According to the survey, insufficient clinical teaching sites, a lack of faculty, limited classroom space, insufficient preceptors and budget cuts prevented nursing schools from accepting qualified students.
However, the survey showed strong interest in nursing, with enrollments in entry-level baccalaureate nursing programs jumping 5.1 percent last year to 169,125 students.
"The limiting factor is not prospective students--we're turning away thousands every year--it's faculty," Michael Evans, dean of the Texas Tech University Health Sciences Center School of Nursing, told the San Angelo Standard Times. "We have an oversupply of students [and] an undersupply of qualified nursing faculty," he said.
For example, about 200 prospective students apply to the licensed vocational nurses program at Howard College in Texas. Even though it offers day and evening classes, the school can accept only 84 students at most, noted the article.

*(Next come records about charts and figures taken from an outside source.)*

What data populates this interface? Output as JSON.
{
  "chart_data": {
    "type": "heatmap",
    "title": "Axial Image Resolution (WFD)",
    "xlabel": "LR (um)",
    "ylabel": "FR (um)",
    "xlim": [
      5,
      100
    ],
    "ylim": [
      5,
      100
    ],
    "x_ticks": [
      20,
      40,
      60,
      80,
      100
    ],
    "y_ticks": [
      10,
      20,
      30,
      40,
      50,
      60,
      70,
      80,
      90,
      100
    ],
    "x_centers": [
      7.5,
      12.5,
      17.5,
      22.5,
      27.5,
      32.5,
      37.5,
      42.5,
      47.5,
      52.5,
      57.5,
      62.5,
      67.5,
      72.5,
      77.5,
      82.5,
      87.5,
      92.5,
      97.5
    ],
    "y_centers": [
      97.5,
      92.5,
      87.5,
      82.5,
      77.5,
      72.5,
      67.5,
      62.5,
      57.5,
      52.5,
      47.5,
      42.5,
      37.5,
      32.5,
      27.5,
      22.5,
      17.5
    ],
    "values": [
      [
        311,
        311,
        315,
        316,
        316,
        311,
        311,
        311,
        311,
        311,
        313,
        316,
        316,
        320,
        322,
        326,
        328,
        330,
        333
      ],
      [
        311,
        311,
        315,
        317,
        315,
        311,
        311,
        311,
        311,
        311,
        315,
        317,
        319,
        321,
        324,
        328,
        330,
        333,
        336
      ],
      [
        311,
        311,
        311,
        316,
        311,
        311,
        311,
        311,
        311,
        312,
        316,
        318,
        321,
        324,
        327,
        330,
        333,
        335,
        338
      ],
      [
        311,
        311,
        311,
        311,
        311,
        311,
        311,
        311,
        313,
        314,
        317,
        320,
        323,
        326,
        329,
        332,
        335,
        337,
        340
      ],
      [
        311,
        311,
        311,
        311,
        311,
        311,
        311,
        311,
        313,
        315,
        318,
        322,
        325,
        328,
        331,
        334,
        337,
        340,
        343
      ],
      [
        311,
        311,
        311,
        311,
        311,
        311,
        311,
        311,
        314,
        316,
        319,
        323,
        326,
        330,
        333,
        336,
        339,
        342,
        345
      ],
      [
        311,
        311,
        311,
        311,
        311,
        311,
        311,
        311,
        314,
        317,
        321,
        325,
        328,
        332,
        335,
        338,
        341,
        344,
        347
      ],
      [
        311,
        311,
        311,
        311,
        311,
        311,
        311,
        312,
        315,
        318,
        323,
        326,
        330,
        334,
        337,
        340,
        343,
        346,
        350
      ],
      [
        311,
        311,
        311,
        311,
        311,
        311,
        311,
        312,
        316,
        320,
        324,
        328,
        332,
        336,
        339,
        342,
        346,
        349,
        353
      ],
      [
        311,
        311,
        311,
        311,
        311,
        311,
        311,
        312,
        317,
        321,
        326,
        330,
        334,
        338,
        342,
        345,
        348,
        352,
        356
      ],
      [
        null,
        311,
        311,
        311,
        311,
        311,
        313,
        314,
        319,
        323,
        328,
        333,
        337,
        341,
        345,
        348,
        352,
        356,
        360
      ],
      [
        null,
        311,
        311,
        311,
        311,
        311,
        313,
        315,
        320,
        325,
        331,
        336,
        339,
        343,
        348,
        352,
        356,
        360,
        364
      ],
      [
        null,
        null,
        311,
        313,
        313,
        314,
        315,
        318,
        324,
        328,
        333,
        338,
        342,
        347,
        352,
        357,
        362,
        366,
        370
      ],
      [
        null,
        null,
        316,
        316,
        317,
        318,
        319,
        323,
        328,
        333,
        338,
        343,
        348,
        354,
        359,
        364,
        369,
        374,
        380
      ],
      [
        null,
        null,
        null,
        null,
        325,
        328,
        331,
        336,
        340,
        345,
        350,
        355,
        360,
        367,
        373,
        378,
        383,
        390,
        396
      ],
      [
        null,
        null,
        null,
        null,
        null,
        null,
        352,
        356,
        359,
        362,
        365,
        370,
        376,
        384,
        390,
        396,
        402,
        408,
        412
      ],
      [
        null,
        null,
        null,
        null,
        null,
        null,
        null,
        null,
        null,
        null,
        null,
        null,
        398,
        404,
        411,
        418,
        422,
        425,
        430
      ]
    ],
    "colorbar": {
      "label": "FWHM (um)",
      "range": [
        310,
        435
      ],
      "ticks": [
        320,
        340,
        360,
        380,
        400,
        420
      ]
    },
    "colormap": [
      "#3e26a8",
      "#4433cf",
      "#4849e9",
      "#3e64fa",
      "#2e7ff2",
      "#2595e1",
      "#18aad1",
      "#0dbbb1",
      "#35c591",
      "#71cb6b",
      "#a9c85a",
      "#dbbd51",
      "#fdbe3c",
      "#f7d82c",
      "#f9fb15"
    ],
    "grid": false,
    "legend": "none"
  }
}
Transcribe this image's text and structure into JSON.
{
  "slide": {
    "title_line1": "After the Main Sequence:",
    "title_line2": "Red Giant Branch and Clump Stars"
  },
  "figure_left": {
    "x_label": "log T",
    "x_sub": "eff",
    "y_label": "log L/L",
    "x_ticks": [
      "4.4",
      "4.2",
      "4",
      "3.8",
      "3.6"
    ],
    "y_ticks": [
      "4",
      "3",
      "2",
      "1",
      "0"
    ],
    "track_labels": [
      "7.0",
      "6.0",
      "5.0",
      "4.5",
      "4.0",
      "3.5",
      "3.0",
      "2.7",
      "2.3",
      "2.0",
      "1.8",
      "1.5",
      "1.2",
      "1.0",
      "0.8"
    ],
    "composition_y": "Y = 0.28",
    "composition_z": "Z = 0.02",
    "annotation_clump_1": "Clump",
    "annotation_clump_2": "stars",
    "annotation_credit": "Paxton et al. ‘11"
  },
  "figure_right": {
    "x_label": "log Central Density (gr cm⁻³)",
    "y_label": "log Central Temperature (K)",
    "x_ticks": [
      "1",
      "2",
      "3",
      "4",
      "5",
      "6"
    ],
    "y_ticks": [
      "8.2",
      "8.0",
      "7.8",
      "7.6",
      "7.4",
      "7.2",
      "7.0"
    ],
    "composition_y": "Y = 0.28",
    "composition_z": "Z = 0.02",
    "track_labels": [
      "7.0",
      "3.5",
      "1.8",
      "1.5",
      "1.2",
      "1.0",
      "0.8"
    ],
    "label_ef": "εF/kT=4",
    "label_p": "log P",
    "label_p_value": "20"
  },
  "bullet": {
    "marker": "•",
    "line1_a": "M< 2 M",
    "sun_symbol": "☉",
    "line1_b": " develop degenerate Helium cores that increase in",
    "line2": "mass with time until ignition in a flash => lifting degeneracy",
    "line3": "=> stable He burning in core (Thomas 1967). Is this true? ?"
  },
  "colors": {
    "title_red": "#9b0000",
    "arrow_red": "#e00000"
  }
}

"Sustaining federal funding for nursing education is essential to expanding capacity in nursing schools and meeting the nation's projected demand for nursing care," AACN President Kathleen Potempa said in a statement.
With that in mind, the Centers for Medicare & Medicaid Services is dedicating payments of up to $200 million for hospitals to train advanced practice registered nurses through its Graduate Nurse Education Demonstration, the agency announced last week.